Ve bir de “bal” başlığı var.Kimi
Türk boylarının “arı yağı” dediklerini söylüyor ve sonra bir dize
veriyor.Çevirisi şöyle:
Vardı sana şeytan
tutarak bal
İpek giyip aklı yufka
olarak kal
Şeytan önüne çıktı, sana bal
sundu.İpek giysi giydirdi, sen ona kandın.”Artık sen deli olarak yaşa” demek
istiyor.Afrasiyab’ın kızı olan Kaz’ın kocası Siyavuş’un öldürüldüğü yer “Yenkend”.Sözü ile ilgili açıklaması daha da
ilginç:
“Ateşe tapanlar her yıl bir gün
buraya gelirler.Siyavuş’un öldürüldüğü yerin yöresinde ağlar, kurban
keserler.Kurban kanını mezarın üzerine dökerler.Görenekleri budur.”
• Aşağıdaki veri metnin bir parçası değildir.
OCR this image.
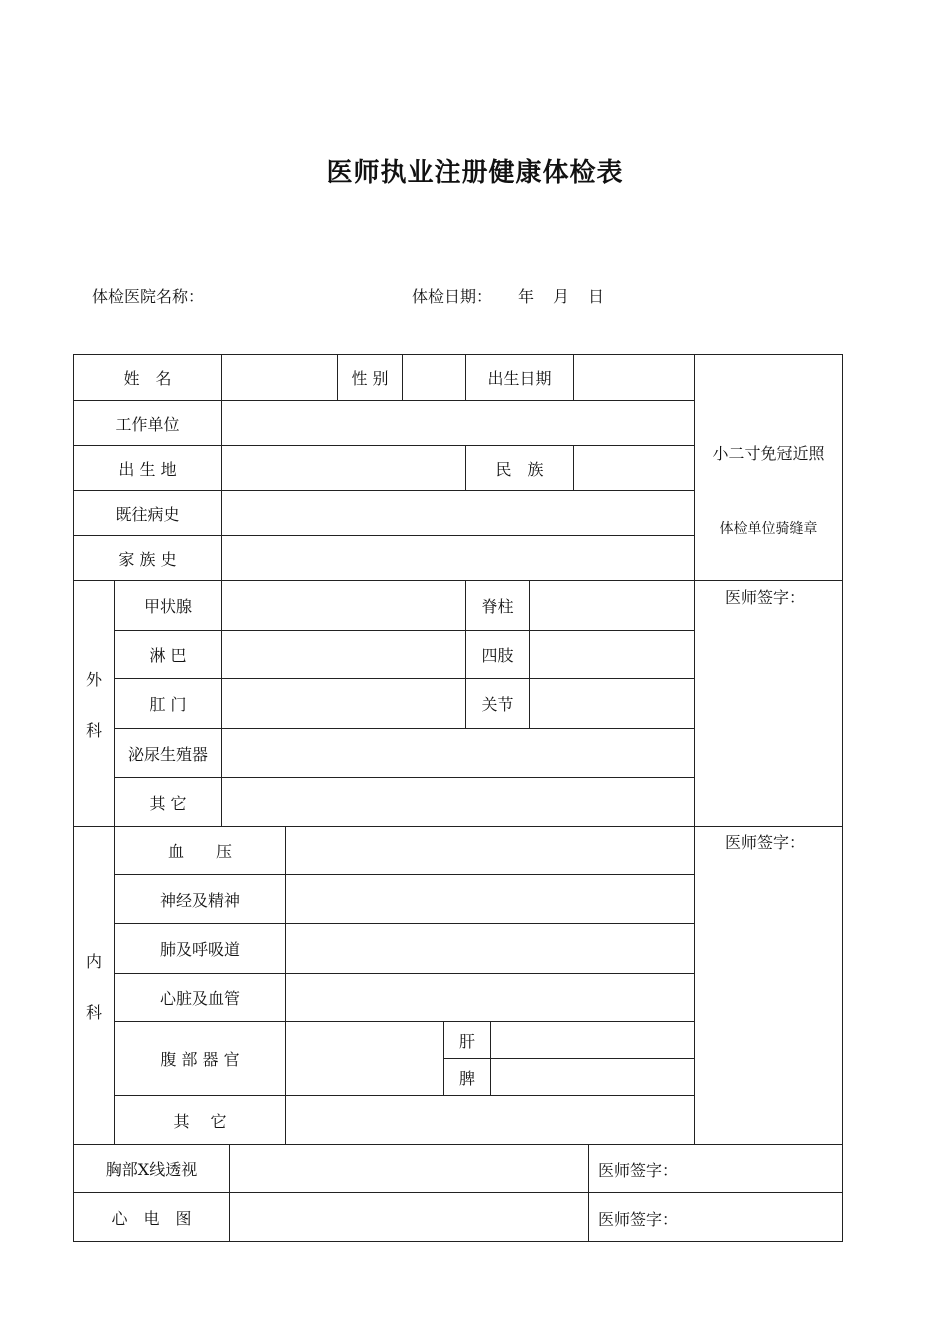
医师执业注册健康体检表
体检医院名称：	体检日期： 年 月 日
姓　名	性 别	出生日期
工作单位
出 生 地	民　族
既往病史
家 族 史
小二寸免冠近照
体检单位骑缝章
外
科
甲状腺	脊柱
淋 巴	四肢
肛 门	关节
泌尿生殖器
其 它
医师签字：
内
科
血　　压
神经及精神
肺及呼吸道
心脏及血管
腹 部 器 官
肝
脾
其　 它
医师签字：
胸部X线透视	医师签字：
心　电　图	医师签字：
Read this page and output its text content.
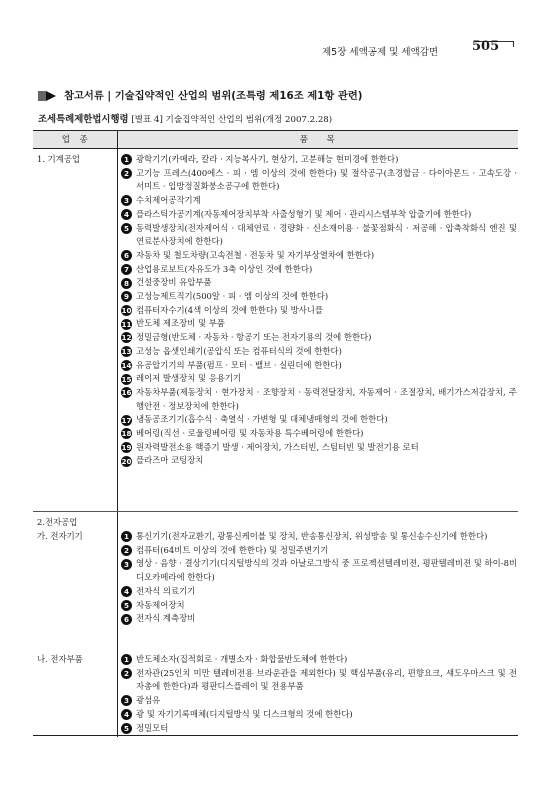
505
제5장 세액공제 및 세액감면
참고서류 | 기술집약적인 산업의 범위(조특령 제16조 제1항 관련)
조세특례제한법시행령 [별표 4] 기술집약적인 산업의 범위(개정 2007.2.28)
업　종	품　　목
1. 기계공업	1 광학기기(카메라, 칼라 · 지능복사기, 현상기, 고분해능 현미경에 한한다)
2 고기능 프레스(400에스 · 피 · 엠 이상의 것에 한한다) 및 절삭공구(초경합금 · 다이아몬드 · 고속도강 · 서미트 · 입방정질화붕소공구에 한한다)
3 수치제어공작기계
4 플라스틱가공기계(자동제어장치부착 사출성형기 및 제어 · 관리시스템부착 압출기에 한한다)
5 동력발생장치(전자제어식 · 대체연료 · 경량화 · 신소재이용 · 불꽃점화식 · 저공해 · 압축착화식 엔진 및 연료분사장치에 한한다)
6 자동차 및 철도차량(고속전철 · 전동차 및 자기부상열차에 한한다)
7 산업용로보트(자유도가 3축 이상인 것에 한한다)
8 건설중장비 유압부품
9 고성능제트직기(500알 · 피 · 엠 이상의 것에 한한다)
10 컴퓨터자수기(4색 이상의 것에 한한다) 및 방사니플
11 반도체 제조장비 및 부품
12 정밀금형(반도체 · 자동차 · 항공기 또는 전자기용의 것에 한한다)
13 고성능 옵셋인쇄기(공압식 또는 컴퓨터식의 것에 한한다)
14 유공압기기의 부품(펌프 · 모터 · 밸브 · 실린더에 한한다)
15 레이저 발생장치 및 응용기기
16 자동차부품(제동장치 · 현가장치 · 조향장치 · 동력전달장치, 자동제어 · 조절장치, 배기가스저감장치, 주행안전 · 정보장치에 한한다)
17 냉동공조기기(흡수식 · 축열식 · 가변형 및 대체냉매형의 것에 한한다)
18 베어링(직선 · 로울링베어링 및 자동차용 특수베어링에 한한다)
19 원자력발전소용 핵증기 발생 · 제어장치, 가스터빈, 스팀터빈 및 발전기용 로터
20 플라즈마 코팅장치
2.전자공업
가. 전자기기	1 통신기기(전자교환기, 광통신케이블 및 장치, 반송통신장치, 위성방송 및 통신송수신기에 한한다)
2 컴퓨터(64비트 이상의 것에 한한다) 및 정밀주변기기
3 영상 · 음향 · 결상기기(디지털방식의 것과 아날로그방식 중 프로젝션텔레비젼, 평판텔레비젼 및 하이-8비디오카메라에 한한다)
4 전자식 의료기기
5 자동제어장치
6 전자식 계측장비
나. 전자부품	1 반도체소자(집적회로 · 개별소자 · 화합물반도체에 한한다)
2 전자관(25인치 미만 텔레비전용 브라운관을 제외한다) 및 핵심부품(유리, 편향요크, 섀도우마스크 및 전자총에 한한다)과 평판디스플레이 및 전용부품
3 광섬유
4 광 및 자기기록매체(디지털방식 및 디스크형의 것에 한한다)
5 정밀모터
Kuşkusuz bu kanlı kurbanlar, yer
altındaki kötü ruhlar için.Siyavuş onların kötülüklerinden korumak için
kesiliyor.
Eşük: Hanlardan, beylerden birisi
öldüğü zaman, mezarı üstüne serilmek üzere gönderilen kumaş.Bu kumaş sonra
parçalanarak yoksullara dağıtılır.
Kaşgarlı bilinçli olarak eksik
açıklamada bulunuyor: Umay’ı doğrudan doğruya “çocuğun eşi, son” olarak
veriyor.Tanık olarak gösterdiği savdaki Umay’ın bir tanrıça olduğunu da
görmezlikten geliyor.”Tapınsa”: ibadet etse sözcüğünü de Arapçaya “hizmet etse”
biçiminde çeviriyor.
Yarın “kürek kemiği” sözü ile gelen
açıklama da ilginç.”Yarın bulgansa il bulganır”.Anlamı şu; Kürek kemiği
karışırsa il karışır.Eski Türklerde kürek kemiğine bakarak fal açma geleneği var.Kürek
kemiği ile fala bakma, birçok ulusca da bilinen bir şey.Wilhelm Rubruk’a gör
Moğol sarayında kürek kemiği falı büyük önem taşıyor.Kürek kemikleri özel
fırınlarda yakılıyor.Üzerlerinde oluşan çizgilere bakarak, gelecekle ilgili
bilgiler çıkarılır.Kaşgarlı bilerek Şamanlıkla ilgili birçok bilgiyi vermekten
kaçınıyor.O soylu ulusculuk duygusu soydaşlarını kötülemek anlamına gelecek
açıklamalardan alıkoyuyor.Üstelik bir gelenek görenek olarak gördüğü bu ata
inançlarına karşı, inanmasa bile saygısını yitirmiyor.